Fundamental Limits of Deep Learning-Based Binary Classifiers Trained with Hinge Loss
Tilahun M. Getu, Georges Kaddoum, M. Bennis
TL;DR
The paper tackles a fundamental open question: what are the intrinsic testing performance limits of deep learning-based binary classifiers trained with hinge loss? It develops an asymptotic theory for two network families—deep ReLU FNNs and deep FNNs with ReLU+Tanh—characterizing misclassification performance in regimes where the penultimate-layer output norms become very large or vanish. The authors prove that, under the stated limits, the misclassification probability cannot beat coin-toss performance ($P_e \le 1/2$), with universal applicability across data sizes, depth, and width; they validate these limits through extensive BPSK-over-AWGN experiments, demonstrating when the theory aligns with practice and when it does not.

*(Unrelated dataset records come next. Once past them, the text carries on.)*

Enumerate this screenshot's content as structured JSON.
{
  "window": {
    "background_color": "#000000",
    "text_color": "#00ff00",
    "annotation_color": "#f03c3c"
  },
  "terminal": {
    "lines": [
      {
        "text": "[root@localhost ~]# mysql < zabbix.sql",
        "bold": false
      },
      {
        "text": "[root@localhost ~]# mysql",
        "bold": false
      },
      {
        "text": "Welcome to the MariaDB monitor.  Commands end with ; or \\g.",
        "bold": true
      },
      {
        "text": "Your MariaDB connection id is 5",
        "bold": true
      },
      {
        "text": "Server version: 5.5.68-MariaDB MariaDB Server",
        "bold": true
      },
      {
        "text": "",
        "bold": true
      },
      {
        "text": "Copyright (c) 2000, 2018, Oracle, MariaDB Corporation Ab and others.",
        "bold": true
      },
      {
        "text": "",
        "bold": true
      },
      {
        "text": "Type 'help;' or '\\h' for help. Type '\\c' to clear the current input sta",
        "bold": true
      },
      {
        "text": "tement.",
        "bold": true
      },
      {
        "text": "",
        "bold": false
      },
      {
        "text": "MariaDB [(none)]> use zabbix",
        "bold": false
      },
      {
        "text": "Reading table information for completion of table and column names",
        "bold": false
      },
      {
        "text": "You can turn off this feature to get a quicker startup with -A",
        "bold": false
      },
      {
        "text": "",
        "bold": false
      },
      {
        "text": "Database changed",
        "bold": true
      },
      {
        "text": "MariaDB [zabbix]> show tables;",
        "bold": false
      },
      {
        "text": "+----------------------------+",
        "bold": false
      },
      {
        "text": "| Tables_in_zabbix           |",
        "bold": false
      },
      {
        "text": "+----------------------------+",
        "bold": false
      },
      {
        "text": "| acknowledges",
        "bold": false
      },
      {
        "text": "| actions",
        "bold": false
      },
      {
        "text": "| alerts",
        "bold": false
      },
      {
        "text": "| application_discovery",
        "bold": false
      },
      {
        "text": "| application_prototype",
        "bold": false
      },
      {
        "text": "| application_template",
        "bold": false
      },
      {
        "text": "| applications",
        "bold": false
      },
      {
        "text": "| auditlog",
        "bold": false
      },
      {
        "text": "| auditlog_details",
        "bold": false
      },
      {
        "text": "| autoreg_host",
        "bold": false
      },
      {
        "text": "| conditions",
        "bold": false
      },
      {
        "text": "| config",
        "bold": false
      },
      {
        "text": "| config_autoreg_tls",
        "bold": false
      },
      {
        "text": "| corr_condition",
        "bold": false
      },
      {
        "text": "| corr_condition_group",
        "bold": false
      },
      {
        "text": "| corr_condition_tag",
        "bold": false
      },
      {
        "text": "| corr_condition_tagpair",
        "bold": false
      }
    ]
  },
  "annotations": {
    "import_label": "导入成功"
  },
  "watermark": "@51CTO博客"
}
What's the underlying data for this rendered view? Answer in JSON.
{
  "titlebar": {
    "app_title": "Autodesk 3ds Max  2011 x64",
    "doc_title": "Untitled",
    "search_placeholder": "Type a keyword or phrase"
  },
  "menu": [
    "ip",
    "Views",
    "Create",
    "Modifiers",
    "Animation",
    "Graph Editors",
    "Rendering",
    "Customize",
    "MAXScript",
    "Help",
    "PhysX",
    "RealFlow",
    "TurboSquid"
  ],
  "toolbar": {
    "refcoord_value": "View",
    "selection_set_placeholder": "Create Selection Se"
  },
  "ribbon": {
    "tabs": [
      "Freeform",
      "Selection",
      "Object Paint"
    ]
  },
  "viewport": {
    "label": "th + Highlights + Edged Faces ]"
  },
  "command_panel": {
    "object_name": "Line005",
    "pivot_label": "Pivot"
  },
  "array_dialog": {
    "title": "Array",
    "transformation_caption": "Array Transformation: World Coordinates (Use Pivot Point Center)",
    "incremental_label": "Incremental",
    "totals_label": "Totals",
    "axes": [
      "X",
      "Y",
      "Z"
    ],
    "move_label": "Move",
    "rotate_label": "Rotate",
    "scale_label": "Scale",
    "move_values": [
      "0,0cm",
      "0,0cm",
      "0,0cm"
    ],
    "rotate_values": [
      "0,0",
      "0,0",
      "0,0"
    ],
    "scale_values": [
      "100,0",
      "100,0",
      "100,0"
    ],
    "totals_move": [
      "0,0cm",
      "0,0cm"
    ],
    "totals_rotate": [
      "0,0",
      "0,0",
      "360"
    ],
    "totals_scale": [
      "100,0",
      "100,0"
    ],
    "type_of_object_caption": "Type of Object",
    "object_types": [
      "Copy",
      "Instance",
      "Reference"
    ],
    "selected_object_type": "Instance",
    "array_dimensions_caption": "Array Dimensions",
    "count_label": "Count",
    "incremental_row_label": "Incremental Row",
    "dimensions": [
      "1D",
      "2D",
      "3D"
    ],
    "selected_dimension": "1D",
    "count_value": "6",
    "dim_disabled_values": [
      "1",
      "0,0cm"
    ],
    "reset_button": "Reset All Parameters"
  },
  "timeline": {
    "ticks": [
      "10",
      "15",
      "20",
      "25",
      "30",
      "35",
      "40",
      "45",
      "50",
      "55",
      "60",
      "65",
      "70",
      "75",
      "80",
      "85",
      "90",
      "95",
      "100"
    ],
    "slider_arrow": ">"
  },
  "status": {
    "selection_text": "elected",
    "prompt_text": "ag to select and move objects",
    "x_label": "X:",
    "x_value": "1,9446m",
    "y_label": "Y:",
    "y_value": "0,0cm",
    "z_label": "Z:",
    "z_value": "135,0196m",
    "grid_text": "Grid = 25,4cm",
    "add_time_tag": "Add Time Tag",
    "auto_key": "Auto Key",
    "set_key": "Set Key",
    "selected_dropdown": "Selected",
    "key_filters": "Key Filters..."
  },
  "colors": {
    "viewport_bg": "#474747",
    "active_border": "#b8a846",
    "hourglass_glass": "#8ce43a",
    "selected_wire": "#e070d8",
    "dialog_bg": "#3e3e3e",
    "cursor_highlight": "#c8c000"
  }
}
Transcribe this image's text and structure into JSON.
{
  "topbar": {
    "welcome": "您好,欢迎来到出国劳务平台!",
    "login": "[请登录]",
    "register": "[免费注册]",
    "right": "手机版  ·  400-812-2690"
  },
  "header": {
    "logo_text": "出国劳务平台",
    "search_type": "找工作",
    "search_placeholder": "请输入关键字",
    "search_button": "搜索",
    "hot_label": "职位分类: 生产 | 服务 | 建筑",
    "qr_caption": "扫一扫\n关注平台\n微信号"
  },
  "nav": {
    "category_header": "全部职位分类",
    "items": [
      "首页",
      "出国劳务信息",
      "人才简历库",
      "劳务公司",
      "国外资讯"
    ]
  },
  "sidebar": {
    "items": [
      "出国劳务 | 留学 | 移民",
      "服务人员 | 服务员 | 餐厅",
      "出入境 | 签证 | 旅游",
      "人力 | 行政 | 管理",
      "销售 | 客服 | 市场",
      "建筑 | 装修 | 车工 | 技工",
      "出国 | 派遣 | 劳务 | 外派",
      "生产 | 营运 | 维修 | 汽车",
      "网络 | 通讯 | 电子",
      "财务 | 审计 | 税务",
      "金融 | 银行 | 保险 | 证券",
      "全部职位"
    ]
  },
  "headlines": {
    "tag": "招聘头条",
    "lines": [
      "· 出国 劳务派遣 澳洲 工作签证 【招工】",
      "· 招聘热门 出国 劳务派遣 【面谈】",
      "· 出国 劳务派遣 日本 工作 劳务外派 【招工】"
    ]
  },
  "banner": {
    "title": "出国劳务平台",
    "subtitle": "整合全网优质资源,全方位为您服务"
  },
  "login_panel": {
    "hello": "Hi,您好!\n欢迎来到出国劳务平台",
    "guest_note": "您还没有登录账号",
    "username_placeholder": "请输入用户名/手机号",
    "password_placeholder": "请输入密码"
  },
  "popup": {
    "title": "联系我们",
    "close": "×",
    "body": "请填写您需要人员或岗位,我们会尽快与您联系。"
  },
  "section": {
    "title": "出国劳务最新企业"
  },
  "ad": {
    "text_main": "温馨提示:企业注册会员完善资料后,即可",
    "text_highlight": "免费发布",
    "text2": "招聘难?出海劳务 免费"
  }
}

The work provides a foundational lens for interpreting DL-based binary classifiers, highlighting the gap between empirical gains and fundamental limits and motivating non-asymptotic and multi-class extensions for practical relevance.
Abstract
Although deep learning (DL) has led to several breakthroughs in many disciplines, the fundamental understanding on why and how DL is empirically successful remains elusive. To attack this fundamental problem and unravel the mysteries behind DL's empirical successes, significant innovations toward a unified theory of DL have been made. Although these innovations encompass nearly fundamental advances in optimization, generalization, and approximation, no work has quantified the testing performance of a DL-based algorithm employed to solve a pattern classification problem. To overcome this fundamental challenge in part, this paper exposes the fundamental testing performance limits of DL-based binary classifiers trained with hinge loss. For binary classifiers that are based on deep rectified linear unit (ReLU) feedforward neural networks (FNNs) and deep FNNs with ReLU and Tanh activation, we derive their respective novel asymptotic testing performance limits, which are validated by extensive computer experiments.